The order only ends the defendant’s in-patient status. The defendant would be subject to an order of conditions, which must issue, and which will guarantee that the defendant will be supervised for years to come, unless the time comes, if ever, when the defendant earns the right to absolute discharge. Furthermore, a violation of the order of conditions will subject the defendant to recommitment to the hospital and to the custody of the Commissioner. The burden of proof for the application for retention is on the State, and it must establish that the defendant has a dangerous mental disorder or is mentally ill, by a preponderance of the evidence. Statutorily, the terms “dangerous mental disorder” and “mentally ill” have its own meanings in relation to CPL 330.20. A dangerous mental disorder, defined in CPL 330.20[1][c], “means (i)that a defendant currently suffers from a “mental illness” as that term is defined in subdivision twenty of section 1.03 of the mental hygiene law,29 and (ii) that because of such condition he currently constitutes a physical danger to himself or others”. Mentally ill, defined in CPL 330.20[1][d], “means that a defendant currently suffers from a mental illness for which care and treatment as a patient, in the in-patient services of a psychiatric center under the jurisdiction of the state office of mental health, is essential to such defendant’s welfare and that his judgment is so impaired that he is unable to understand the need for such care and treatment”.

Since the defendant was previously adjudicated non-dangerous, the relevant statute in this criminal case is CPL 330.20[1][d]. The Court must determine if the defendant is mentally ill. The New York State Court of Appeals has held that the term “mentally ill” has three distinguishing characteristics: “(1) illness is of a kind that requires inpatient care and treatment, (2) care and treatment of the illness are essential to the defendant’s welfare, and (3) because of impaired judgment the defendant does not understand the need for such care and treatment”

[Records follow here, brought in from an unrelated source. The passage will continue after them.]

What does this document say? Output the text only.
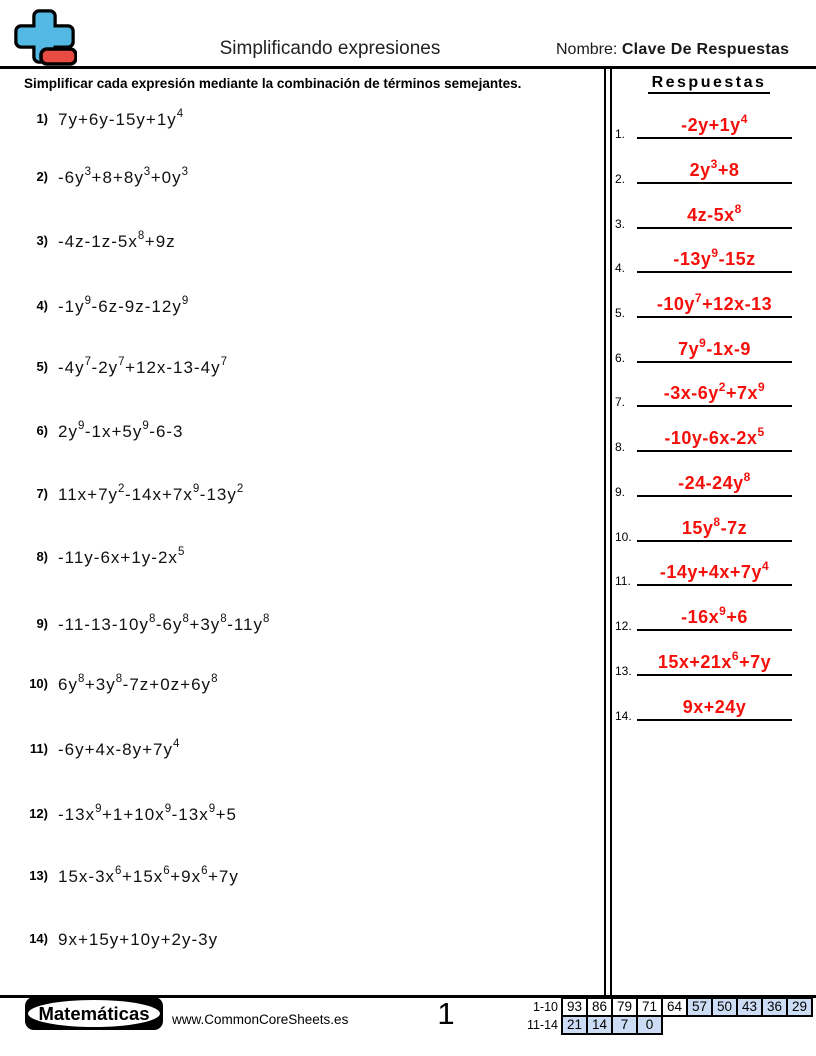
Simplificando expresiones	Nombre: Clave De Respuestas
Simplificar cada expresión mediante la combinación de términos semejantes.	Respuestas
1) $7y+6y-15y+1y^4$
2) $-6y^3+8+8y^3+0y^3$
3) $-4z-1z-5x^8+9z$
4) $-1y^9-6z-9z-12y^9$
5) $-4y^7-2y^7+12x-13-4y^7$
6) $2y^9-1x+5y^9-6-3$
7) $11x+7y^2-14x+7x^9-13y^2$
8) $-11y-6x+1y-2x^5$
9) $-11-13-10y^8-6y^8+3y^8-11y^8$
10) $6y^8+3y^8-7z+0z+6y^8$
11) $-6y+4x-8y+7y^4$
12) $-13x^9+1+10x^9-13x^9+5$
13) $15x-3x^6+15x^6+9x^6+7y$
14) 9x+15y+10y+2y-3y
1.	$-2y+1y^4$
2.	$2y^3+8$
3.	$4z-5x^8$
4.	$-13y^9-15z$
5.	$-10y^7+12x-13$
6.	$7y^9-1x-9$
7.	$-3x-6y^2+7x^9$
8.	$-10y-6x-2x^5$
9.	$-24-24y^8$
10.	$15y^8-7z$
11.	$-14y+4x+7y^4$
12.	$-16x^9+6$
13.	$15x+21x^6+7y$
14.	9x+24y
Matemáticas	www.CommonCoreSheets.es	1	1-10 93 86 79 71 64 57 50 43 36 29
11-14 21 14	7	0
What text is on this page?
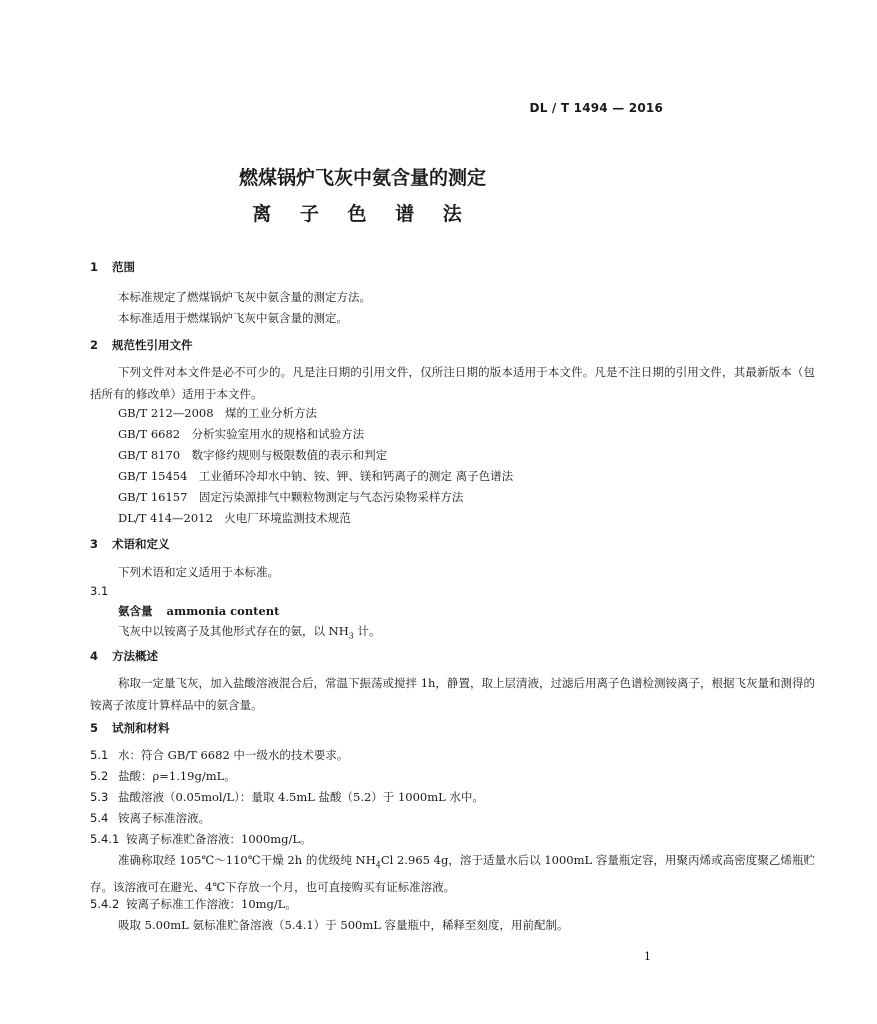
DL / T 1494 — 2016
燃煤锅炉飞灰中氨含量的测定
离 子 色 谱 法
1 范围
本标准规定了燃煤锅炉飞灰中氨含量的测定方法。
本标准适用于燃煤锅炉飞灰中氨含量的测定。
2 规范性引用文件
下列文件对本文件是必不可少的。凡是注日期的引用文件，仅所注日期的版本适用于本文件。凡是不注日期的引用文件，其最新版本（包括所有的修改单）适用于本文件。
GB/T 212—2008　煤的工业分析方法
GB/T 6682　分析实验室用水的规格和试验方法
GB/T 8170　数字修约规则与极限数值的表示和判定
GB/T 15454　工业循环冷却水中钠、铵、钾、镁和钙离子的测定 离子色谱法
GB/T 16157　固定污染源排气中颗粒物测定与气态污染物采样方法
DL/T 414—2012　火电厂环境监测技术规范
3 术语和定义
下列术语和定义适用于本标准。
3.1
氨含量 ammonia content
飞灰中以铵离子及其他形式存在的氨，以 $NH_3$ 计。
4 方法概述
称取一定量飞灰，加入盐酸溶液混合后，常温下振荡或搅拌 1h，静置，取上层清液，过滤后用离子色谱检测铵离子，根据飞灰量和测得的铵离子浓度计算样品中的氨含量。
5 试剂和材料
5.1 水：符合 GB/T 6682 中一级水的技术要求。
5.2 盐酸：ρ=1.19g/mL。
5.3 盐酸溶液（0.05mol/L）：量取 4.5mL 盐酸（5.2）于 1000mL 水中。
5.4 铵离子标准溶液。
5.4.1 铵离子标准贮备溶液：1000mg/L。
准确称取经 105℃～110℃干燥 2h 的优级纯 $NH_4Cl$ 2.965 4g，溶于适量水后以 1000mL 容量瓶定容，用聚丙烯或高密度聚乙烯瓶贮存。该溶液可在避光、4℃下存放一个月，也可直接购买有证标准溶液。
5.4.2 铵离子标准工作溶液：10mg/L。
吸取 5.00mL 氨标准贮备溶液（5.4.1）于 500mL 容量瓶中，稀释至刻度，用前配制。
1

During the course of this retention hearing, the Court heard testimony from two very competent and very compelling doctors, and from the defendant and his wife. Upon careful review of their testimony, as well as the medical reports, the independent examiner’s report, and the entire record in this criminal case, the Court has concluded that the People have demonstrated “by a preponderance of the evidence that continued care and treatment are essential to the physical or psychological welfare of the defendant and that the defendant is unable to understand the need for such care and treatment”. Therefore, the Court finds that the People have met their burden of proving that the defendant is mentally ill as that term is defined statutorily in CPL 330.20. Assault was not charged.

Although the Court finds that there could be no disagreement between the parties as to the need for the defendant’s continued care and treatment, there certainly is a great deal of disagreement between the parties as to whether or not that care requires the defendant to receive inpatient treatment at Creedmoor. In resolving this issue, the Court has looked to the testimony of the witness doctors. While the doctors have no dispute that the defendant needs to be maintained on his medications in order for his symptoms to remain in remission, the other testified that the defendant requires further inpatient care to achieve this goal, while the other doctor testified that the defendant’s medication regimen can be successfully maintained upon his release.

Defendant is not yet ready for conditional release. Although the Court is granting the State’s application for a subsequent retention order, said subsequent retention order is to be for a period of ONE YEAR ONLY. This is the time period in which the doctor opined that the defendant, hopefully, could be ready for a change from his inpatient status at Creedmoor.